Parmi les solutions proposées, il cite Smile +. Il s’agit d’un système proposé au dentiste qui va à travers son smartphone prendre des photos intra-orales sous certains protocoles pour faire la visualisation aux patients des traitements possibles. La solution donne ainsi au patient la possibilité de voir directement en simulation en réalité directe, l’output, avant même de s’engager avec le prothésiste. Smile + constitue donc selon lui un support numérique de communication avec le laboratoire de construction de prothèses dentaires.
Concernant la rentabilité de sa start-up, Achref Ben Hamadou a affirmé que les revenus se sont multipliés par 10 en un an, passant ainsi de 27 mille euros en 2021 à 300 mille euros en 2022 grâce au nouveau model AiaaS. « On aspire à atteindre des revenus à hauteur de 1,2 million d’euros d’ici la fin de 2022 grâce à des contrats aux USA et en France principalement, » a-t-il précisé.
La conférence plénière s’est clôturée par une session de questions-réponses soulevant les interrogations posées par le parterre de professionnels du secteur. Il s’agit en particulier du gap entre les médecins de l’ancienne école et ceux d’aujourd’hui et de demain en matière d’usage des nouvelles technologies appliquées à la santé, la protection des données personnelles et l’avenir de la relation entre le patient et le médecin face à l’usage excessif de la machine et des applications mobiles en médecine. Le niveau d’acceptabilité des associations des malades de la déshumanisation de l’acte médical ainsi que l’accélération de la publication des arrêtés d’application de la télémédecine en Tunisie étaient également à l’ordre du jour.

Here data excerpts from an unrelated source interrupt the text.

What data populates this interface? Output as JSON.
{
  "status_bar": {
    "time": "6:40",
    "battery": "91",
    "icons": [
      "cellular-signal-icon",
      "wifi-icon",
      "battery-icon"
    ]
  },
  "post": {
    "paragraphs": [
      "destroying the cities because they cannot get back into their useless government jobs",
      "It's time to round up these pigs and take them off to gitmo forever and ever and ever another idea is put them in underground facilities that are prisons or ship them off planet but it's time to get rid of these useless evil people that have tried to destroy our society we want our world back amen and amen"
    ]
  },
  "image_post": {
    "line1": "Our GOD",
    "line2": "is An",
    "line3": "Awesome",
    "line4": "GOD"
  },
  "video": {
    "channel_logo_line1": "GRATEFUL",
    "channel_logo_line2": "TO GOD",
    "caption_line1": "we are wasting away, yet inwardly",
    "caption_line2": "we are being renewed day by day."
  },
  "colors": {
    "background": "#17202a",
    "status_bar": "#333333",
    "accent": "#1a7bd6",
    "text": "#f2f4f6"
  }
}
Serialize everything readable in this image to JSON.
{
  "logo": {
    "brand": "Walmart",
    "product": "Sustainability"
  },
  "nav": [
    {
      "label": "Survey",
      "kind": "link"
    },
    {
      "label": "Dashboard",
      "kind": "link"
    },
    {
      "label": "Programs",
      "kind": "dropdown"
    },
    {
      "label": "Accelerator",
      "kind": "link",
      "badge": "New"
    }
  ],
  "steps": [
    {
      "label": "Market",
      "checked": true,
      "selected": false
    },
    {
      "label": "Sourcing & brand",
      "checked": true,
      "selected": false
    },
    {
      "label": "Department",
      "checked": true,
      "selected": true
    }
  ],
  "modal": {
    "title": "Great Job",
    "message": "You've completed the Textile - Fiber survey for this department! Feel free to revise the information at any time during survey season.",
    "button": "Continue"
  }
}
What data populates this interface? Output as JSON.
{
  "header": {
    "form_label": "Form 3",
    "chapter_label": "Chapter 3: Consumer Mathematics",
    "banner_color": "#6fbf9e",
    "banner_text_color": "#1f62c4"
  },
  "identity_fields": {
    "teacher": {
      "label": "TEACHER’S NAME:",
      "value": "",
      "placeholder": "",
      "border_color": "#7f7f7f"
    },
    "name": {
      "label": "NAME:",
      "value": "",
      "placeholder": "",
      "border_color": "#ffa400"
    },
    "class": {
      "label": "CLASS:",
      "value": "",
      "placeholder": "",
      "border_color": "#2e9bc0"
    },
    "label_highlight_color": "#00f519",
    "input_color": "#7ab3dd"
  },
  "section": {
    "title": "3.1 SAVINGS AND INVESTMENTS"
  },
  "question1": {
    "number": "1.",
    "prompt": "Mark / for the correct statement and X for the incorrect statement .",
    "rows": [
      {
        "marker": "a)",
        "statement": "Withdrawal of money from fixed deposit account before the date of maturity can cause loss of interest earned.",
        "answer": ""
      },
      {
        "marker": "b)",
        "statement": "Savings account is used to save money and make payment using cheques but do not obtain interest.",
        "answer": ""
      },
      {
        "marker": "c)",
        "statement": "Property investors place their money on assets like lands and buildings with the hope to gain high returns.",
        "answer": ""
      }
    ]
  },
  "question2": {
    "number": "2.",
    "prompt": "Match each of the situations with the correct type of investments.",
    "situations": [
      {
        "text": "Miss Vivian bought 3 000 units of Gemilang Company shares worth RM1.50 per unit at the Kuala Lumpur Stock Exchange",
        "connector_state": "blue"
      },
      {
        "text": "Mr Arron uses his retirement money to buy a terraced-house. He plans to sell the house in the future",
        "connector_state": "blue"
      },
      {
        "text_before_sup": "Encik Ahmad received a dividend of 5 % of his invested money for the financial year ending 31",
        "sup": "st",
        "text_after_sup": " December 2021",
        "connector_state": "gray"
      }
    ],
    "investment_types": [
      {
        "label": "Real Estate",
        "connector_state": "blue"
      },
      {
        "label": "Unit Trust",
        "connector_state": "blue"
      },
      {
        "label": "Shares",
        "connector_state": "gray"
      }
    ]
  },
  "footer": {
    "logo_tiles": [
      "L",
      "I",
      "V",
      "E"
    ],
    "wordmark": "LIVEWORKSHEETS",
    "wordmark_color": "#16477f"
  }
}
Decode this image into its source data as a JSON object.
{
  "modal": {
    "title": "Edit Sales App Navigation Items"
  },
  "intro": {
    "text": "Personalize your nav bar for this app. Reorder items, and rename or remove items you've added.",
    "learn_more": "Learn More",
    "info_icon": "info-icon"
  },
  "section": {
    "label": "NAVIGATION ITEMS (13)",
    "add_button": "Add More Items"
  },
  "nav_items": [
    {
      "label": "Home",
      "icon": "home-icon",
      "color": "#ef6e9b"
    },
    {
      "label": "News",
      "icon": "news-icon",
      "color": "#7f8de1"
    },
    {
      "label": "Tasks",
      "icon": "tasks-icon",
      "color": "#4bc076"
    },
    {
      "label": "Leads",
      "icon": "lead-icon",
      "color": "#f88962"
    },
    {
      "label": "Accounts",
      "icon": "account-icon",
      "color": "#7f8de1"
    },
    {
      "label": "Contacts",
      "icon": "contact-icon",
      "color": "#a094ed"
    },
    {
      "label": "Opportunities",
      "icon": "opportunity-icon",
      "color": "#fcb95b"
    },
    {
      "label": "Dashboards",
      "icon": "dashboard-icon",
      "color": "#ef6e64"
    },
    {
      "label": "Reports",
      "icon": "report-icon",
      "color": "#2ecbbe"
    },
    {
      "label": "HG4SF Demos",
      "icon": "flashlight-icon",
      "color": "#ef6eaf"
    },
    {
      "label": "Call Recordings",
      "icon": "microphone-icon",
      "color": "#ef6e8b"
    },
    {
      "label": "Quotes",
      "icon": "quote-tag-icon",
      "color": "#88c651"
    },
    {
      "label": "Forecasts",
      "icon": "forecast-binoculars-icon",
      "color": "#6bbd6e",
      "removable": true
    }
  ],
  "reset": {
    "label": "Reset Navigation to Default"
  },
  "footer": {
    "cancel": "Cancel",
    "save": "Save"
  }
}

Si les solutions innovantes appliquées au domaine de la santé contribuent largement à l’amélioration de la qualité des services de soins, elles alimentent en même temps les inquiétudes d’une bonne partie de professionnels du secteur quant à l’avenir du médecin et au risque de déshumanisation de ce corps de métier noble. La machine menace désormais la pérennité de plus d’un intervenant dans le secteur. Ces inquiétudes expliqueraient peut être ce potentiel énorme toujours sous-exploité que représente la télémédecine.